I had some pulsing in my brakes a while back. It turned out to be the rear rotors. What had happened is that the e-brake had stuck on and heated them up enough to warp them. I was able to just rotate the wheel and hear it contact the pads every so often. To do this put the T-case in nuetral and spin the wheel with it lifted of the ground. Besure to chock the front wheels to stop the truck from rolling.
Rick - Were you able to fix the warped rotors by turning? or did you replace them?
Doug - Good idea on the glazing. Since I need to replace the axle seals as PM soon, I'll do the sanding thing and brake clean at the same time. I think I'll skip the runout test, I don't need the cruiser in my living room. :whoops:
My truck had over 100k and I decided to replace all the rotors and pads in one fell swoop. If they are out of round you could turn them if they are thick enough.

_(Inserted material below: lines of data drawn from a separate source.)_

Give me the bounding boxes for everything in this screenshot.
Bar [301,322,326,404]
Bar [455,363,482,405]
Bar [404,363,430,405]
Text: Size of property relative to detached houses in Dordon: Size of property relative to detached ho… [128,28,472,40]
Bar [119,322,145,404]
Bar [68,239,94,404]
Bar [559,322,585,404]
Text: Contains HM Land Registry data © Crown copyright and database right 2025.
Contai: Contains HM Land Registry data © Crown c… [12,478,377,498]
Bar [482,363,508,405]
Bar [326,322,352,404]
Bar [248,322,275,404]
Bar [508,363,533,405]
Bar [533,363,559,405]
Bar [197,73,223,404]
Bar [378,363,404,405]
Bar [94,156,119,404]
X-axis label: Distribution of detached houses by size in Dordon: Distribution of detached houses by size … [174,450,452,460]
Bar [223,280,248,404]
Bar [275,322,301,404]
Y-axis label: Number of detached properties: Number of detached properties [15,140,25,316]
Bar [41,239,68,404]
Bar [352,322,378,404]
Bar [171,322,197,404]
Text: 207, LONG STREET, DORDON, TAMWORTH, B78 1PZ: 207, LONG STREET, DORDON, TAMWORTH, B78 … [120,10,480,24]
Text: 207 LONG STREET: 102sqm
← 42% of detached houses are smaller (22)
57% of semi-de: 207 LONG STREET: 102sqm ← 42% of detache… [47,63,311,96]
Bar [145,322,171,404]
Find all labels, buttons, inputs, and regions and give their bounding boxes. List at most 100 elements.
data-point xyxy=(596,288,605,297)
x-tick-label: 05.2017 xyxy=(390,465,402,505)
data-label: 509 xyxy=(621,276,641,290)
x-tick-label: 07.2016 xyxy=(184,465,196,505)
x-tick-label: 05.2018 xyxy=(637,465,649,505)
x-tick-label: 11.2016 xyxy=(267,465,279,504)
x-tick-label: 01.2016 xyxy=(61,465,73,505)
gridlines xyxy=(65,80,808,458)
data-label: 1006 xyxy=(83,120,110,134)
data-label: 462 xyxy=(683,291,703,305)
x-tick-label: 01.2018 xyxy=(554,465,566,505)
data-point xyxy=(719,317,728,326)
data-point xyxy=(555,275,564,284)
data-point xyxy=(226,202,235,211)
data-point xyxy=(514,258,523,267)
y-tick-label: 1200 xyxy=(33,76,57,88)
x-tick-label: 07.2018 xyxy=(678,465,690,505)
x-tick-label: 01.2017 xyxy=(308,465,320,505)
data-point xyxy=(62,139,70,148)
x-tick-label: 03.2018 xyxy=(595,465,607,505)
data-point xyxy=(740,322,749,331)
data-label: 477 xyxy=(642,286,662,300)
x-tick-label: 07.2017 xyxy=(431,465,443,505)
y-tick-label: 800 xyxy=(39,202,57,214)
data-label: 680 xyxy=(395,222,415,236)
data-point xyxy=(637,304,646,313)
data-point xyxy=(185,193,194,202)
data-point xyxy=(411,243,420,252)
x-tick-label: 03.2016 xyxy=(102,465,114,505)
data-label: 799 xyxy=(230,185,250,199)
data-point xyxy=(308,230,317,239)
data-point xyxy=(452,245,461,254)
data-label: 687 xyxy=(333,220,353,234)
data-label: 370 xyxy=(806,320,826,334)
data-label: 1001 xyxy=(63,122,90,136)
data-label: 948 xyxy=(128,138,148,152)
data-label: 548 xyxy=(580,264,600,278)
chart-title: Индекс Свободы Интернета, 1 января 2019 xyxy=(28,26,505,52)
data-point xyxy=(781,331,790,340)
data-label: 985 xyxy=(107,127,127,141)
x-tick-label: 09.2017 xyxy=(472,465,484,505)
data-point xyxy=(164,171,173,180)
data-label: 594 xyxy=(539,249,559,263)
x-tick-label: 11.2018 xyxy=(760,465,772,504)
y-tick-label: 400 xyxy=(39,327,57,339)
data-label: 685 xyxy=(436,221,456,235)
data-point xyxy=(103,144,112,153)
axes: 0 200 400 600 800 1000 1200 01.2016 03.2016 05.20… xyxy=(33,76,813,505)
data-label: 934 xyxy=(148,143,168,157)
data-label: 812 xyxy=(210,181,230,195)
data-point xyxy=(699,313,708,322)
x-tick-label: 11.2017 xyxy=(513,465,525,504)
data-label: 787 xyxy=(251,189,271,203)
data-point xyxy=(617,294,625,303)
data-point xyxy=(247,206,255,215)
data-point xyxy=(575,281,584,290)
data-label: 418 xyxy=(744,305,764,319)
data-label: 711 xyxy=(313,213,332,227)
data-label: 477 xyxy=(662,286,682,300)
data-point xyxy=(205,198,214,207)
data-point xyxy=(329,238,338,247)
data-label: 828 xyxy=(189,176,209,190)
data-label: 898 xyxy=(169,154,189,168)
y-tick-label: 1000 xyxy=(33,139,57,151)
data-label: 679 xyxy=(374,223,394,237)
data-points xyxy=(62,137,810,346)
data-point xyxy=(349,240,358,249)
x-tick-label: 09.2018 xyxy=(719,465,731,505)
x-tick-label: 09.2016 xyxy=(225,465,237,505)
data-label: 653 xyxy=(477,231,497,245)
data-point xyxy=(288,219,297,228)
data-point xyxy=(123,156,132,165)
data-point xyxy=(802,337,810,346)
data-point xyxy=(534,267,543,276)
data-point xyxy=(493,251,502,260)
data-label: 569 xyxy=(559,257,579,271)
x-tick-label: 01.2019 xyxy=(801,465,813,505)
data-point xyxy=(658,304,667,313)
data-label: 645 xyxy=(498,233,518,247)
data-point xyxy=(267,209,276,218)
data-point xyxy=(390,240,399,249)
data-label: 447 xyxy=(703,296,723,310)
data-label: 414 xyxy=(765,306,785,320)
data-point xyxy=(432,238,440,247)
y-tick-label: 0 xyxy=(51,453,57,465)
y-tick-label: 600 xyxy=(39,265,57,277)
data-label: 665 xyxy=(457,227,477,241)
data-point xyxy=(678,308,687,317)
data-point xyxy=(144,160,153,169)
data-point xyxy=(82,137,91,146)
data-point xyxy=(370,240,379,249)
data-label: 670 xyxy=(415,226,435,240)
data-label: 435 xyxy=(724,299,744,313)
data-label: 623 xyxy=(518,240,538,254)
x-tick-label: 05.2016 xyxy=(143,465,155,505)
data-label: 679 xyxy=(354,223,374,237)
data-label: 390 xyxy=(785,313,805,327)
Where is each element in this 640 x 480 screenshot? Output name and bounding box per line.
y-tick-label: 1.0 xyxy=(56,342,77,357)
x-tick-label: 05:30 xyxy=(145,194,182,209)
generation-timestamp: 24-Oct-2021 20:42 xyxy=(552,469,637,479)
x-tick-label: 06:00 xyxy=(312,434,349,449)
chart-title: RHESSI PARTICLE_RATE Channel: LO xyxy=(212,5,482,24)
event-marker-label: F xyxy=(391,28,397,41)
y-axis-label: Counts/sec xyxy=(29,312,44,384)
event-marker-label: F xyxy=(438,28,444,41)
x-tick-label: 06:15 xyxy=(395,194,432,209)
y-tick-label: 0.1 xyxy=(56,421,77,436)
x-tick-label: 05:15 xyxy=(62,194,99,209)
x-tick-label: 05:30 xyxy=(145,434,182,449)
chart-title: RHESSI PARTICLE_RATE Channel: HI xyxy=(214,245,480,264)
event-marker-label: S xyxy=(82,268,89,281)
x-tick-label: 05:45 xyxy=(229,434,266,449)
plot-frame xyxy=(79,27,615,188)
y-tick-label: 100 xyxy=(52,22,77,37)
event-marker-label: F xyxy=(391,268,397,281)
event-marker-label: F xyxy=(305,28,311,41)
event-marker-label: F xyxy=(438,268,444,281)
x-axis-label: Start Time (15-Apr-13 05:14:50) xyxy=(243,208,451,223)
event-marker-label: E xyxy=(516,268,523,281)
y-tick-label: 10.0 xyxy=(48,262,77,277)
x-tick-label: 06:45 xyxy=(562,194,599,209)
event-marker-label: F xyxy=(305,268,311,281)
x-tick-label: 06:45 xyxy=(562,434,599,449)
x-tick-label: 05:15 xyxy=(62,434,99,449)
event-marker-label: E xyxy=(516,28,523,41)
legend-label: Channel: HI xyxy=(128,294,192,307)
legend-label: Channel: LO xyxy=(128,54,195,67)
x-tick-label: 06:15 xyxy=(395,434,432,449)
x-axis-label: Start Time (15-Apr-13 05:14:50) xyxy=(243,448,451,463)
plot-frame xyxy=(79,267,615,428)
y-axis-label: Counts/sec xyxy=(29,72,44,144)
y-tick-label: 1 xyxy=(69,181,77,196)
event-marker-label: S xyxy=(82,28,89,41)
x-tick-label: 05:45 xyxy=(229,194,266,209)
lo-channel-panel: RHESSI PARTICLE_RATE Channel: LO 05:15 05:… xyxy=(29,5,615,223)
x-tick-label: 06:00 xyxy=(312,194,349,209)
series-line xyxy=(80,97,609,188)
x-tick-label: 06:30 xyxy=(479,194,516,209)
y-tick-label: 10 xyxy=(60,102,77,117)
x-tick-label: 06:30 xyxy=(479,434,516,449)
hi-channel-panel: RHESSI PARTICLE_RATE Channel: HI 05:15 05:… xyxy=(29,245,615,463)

I heard somewhere about Dan being on vacation this week? I could order up some parts and have at it when I get home. Nothing like ending my vacation by working on the cruiser.
Riley, he was around yesterday when I called him for some parts. But it was hectic over there. If he's not around, you could always buy the stuff from John Hocker.
Not sure when your vacation is up, but remember, rotors are heavy so ground shipping is your best bet. Don't know if that means they'd get there after the vacation ended or not.
I heard somewhere about Dan being on vacation this week? I could order up some parts and have at it when I get home. Nothing like ending my vacation by working on the cruiser.